Verdi, che fu forse presente allo spettacolo al Regio di Torino, così scrisse: «[Puccini] segue le tendenze moderne, ed è naturale, ma si mantiene attaccato alla melodia che non è moderna né antica. Pare però che predomini in lui l’elemento sinfonico! Niente di male. Soltanto bisogna andar cauti in questo. L’opera è l’opera: la sinfonia è la sinfonia, e non credo che in un’opera sia bello fare uno squarcio sinfonico, pel sol piacere di far ballare l’orchestra».

Atto I. La famiglia e gli ospiti ballano durante la celebrazione del fidanzamento di Roberto e Anna. Roberto deve partire prima della cerimonia per raccogliere un’eredità e Anna teme di non rivederlo più. Roberto conforta Anna dicendole che andrà tutto bene e che si sposeranno quando lui tornerà da Magonza. Anna racconta a Roberto di aver sognato che lui morisse, ma Roberto dice ad Anna che non deve preoccuparsi che il suo amore venga meno e che può dubitare del suo Dio, ma non del suo amore per lei. La folla ritorna e Anna è ancora preoccupata per la partenza di Roberto. Roberto chiede allora a Guglielmo, il padre di Anna, di benedirli prima del suo viaggio e Roberto parte per Magonza.
Intermezzo.
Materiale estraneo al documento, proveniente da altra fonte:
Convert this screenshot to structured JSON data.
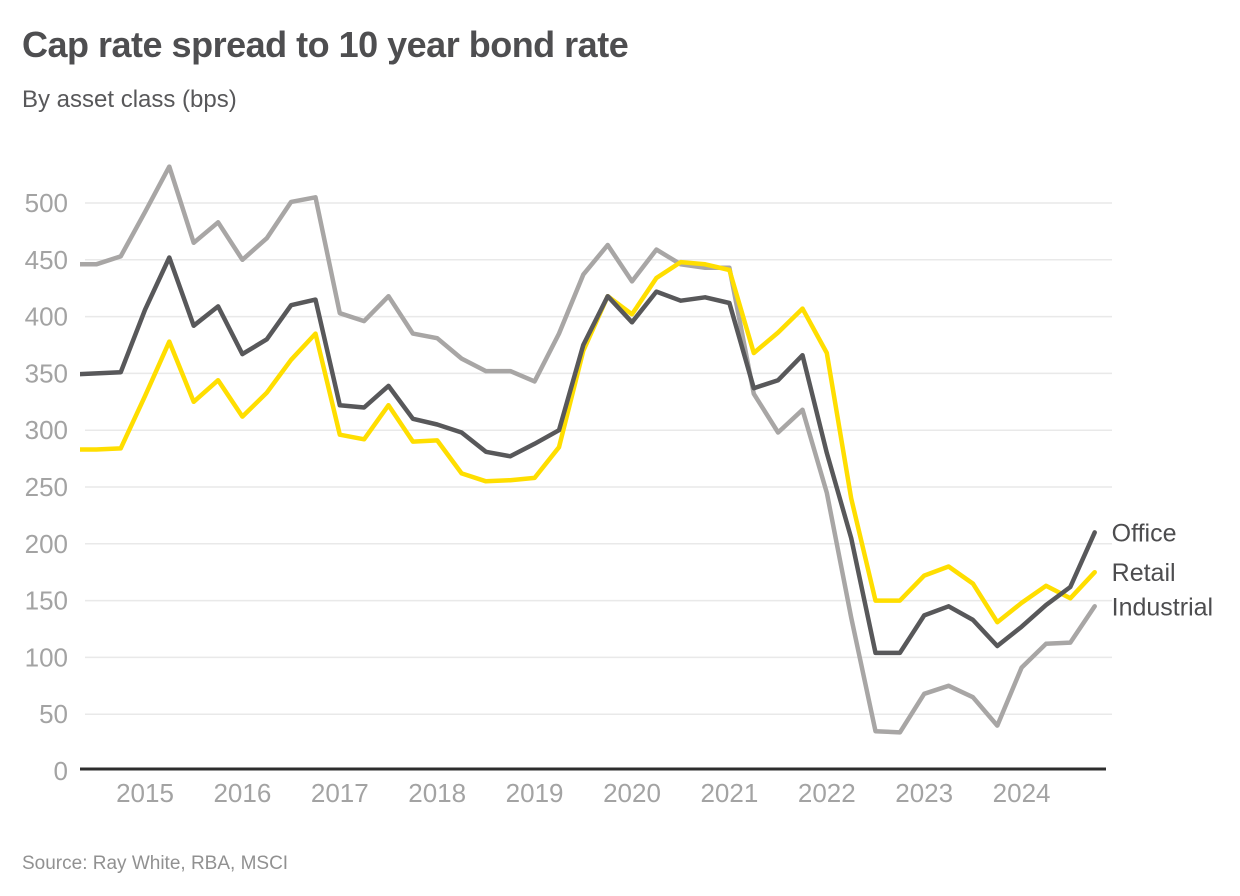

In città Roberto è incantato da una “sirena” e dimentica Anna che lo aspetta per tutta l’estate e l’autunno e in inverno muore per la sua assenza. Viene quindi spiegata la leggenda delle fate (Le Villi). Quando una donna muore di crepacuore, le fate costringono l’infedele a danzare fino alla morte.
Atto II. Il padre di Anna, Guglielmo, ritiene Roberto responsabile della morte di Anna e invita le Villi a vendicarsi di Roberto. Le Villi invocano il fantasma di Anna e attirano Roberto nella foresta. Roberto, ormai squattrinato e abbandonato dalla seduttrice, ritorna quando gli giunge la notizia della morte di Anna. Sperando di essere perdonato, le Villi perseguitano Roberto mentre piange la perdita dei giorni della sua giovinezza. Roberto trova poi l’ultimo fiore rimasto vivo nell’inverno e cerca di trovare la speranza che Anna viva, ma viene respinto dalle Villi quando cerca di bussare alla porta della casa di Guglielmo. Roberto cerca allora di pregare per ottenere il perdono, ma scopre di non poterlo fare a causa della maledizione lanciata dalle Villi. Mentre Roberto maledice il suo destino, Anna gli appare e gli racconta le sofferenze che ha dovuto sopportare. Roberto implora il perdono e anche lui sente il dolore di Anna bruciare nel suo cuore. Ma Roberto non viene perdonato e Anna chiama le Villi, che maledicono Roberto con grida di “traditore”. Lì, le Villi e Anna danzano con Roberto fino a quando questi muore per sfinimento ai piedi di Anna.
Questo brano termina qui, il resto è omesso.